Oct. 24—I should have been suspicious before walking through the door.

The sign above this particular Little Caesars, located at the end of a darkened strip mall in the farthest reaches of Stone Mountain, Georgia, wasn't lit. But the lights were on inside the chain pizza joint, and a multicolored neon sign dangling from the window flashed the word "OPEN" off and on. Mandy and I had been driving for the past five hours and wanted nothing more than to load up on cheap pizza and cheaper beer and then crash at our Airbnb. So inside I went.

The restaurant felt as if the employees had abandoned it mid-workday. There was no one at the front counter, which shouldn't have struck me as particularly unusual given that, until I walked through the door, there were no customers. The floor needed sweeping a week ago. It was littered with enough scraps of paper to suggest someone had shredded a file cabinet full of documents right there in front of the Pepsi cooler before changing names and starting a new life in some tiny European country. It was silent as a tomb: No '80s hits from crackling speakers ... no chatter ... no incessantly ringing phones being ignored by employees. Nothing. Overhead, a fluorescent bulb flickered as if it might have been considering death. I didn't blame it.

Still, the air inside small space carried a warm, saucy scent, which suggested to me someone had, at some point recently, cooked something in there. Possibly pizza.

Instinctively, I looked over my shoulder, checked those blinking multicolored lights that read "NEPO," and turned back to the counter.

The kid appeared out of nowhere, manifesting from some unseen space behind the counter where patrons were forbidden. I'd put him at 17 or so, although it was difficult to tell. He was roughly 9 feet tall and had the pale complexion of a week-old corpse. He looked me over suspiciously, then slowly lifted a single saltine cracker to his mouth.

"There's a cheese if you don't want to wait," he told me, then popped the cracker onto his tongue.

"Oh," I said, eyeballing the single box inside the pizza warmer behind him. "Well, I'll definitely want that one. But I think I also want a pepperoni and an order of bread sticks. With sauce, please."

Teen Lurch continued to chew his cracker methodically as he contemplated my order, then slowly punched it in to the POS system.

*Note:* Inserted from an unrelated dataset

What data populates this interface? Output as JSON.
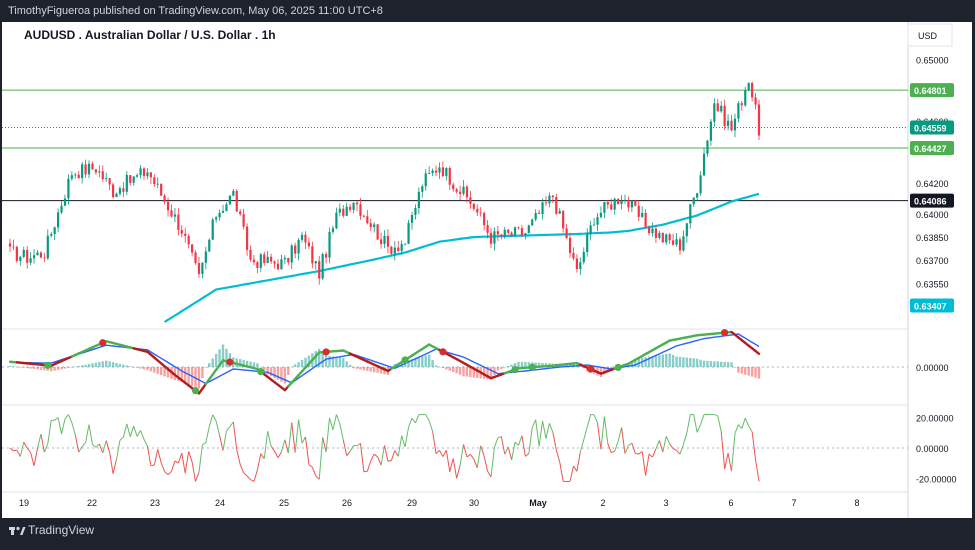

"Fourteen thirty-two," he told me.

After paying, the giant lumbered back to the hidden space whence he came, leaving me alone once more. Behind me, a row of discolored plastic chairs awaited customers whom I suspected would never arrive. I took a seat.

If someone was prepping my pizza and bread sticks, I couldn't tell it. In my previous Little Caesars experiences, the employee who took a patron's order would call it out so the cooks in the back could start popping pies in ovens or begin folding cardboard carryout boxes. That sort of thing.

But the pasty mammoth who took my order didn't yell out "NEED A PEP!" or "TAKING A CHEESE!" or any of the usual fanfare that accompanies an order. I could see the kitchen from where I was sitting, and no one appeared to be working. From what I could tell, I alone occupied that dingy Little Caesars in this unfamiliar place. I briefly wondered if I had mistakenly wandered into purgatory.

At one point, roughly five minutes after I took a seat, a second employee emerged from the back and stood at the counter. She looked around as if confused ... like she may have been searching for something. Our eyes met briefly, and I nodded to her. She looked me over, as if surprised I had noticed her, then disappeared back into the depths of the kitchen. She never said a word.

Some time later, the gargantuan employee reappeared with a box of pizza in one hand, a sack of bread sticks in the other. He set these on the counter, fetched that lone box of cheese pizza from the warmer, and stacked it atop my pepperoni. As I approached the counter, he pushed them toward me.

"Thanks, man," I told him. "Can I get my sauce?"

He stared at me for a moment, then lifted a new cracker to his mouth and popped it in. He turned, and without taking a step, reached his long arm behind him and picked a single plastic cup of marina from the wire shelf and placed it on the counter.

"Appreciate it," I said. He didn't respond.

I could feel the employee's eyes upon me as I turned and pushed my way through the glass door out onto the sidewalk. The night air felt especially cool.

When I turned to take a last look through the window of that strange little pizza joint, the employee was gone. Had it not been for the warm boxes of pizza in my hands, I might have wondered if he, or I, had ever been there at all.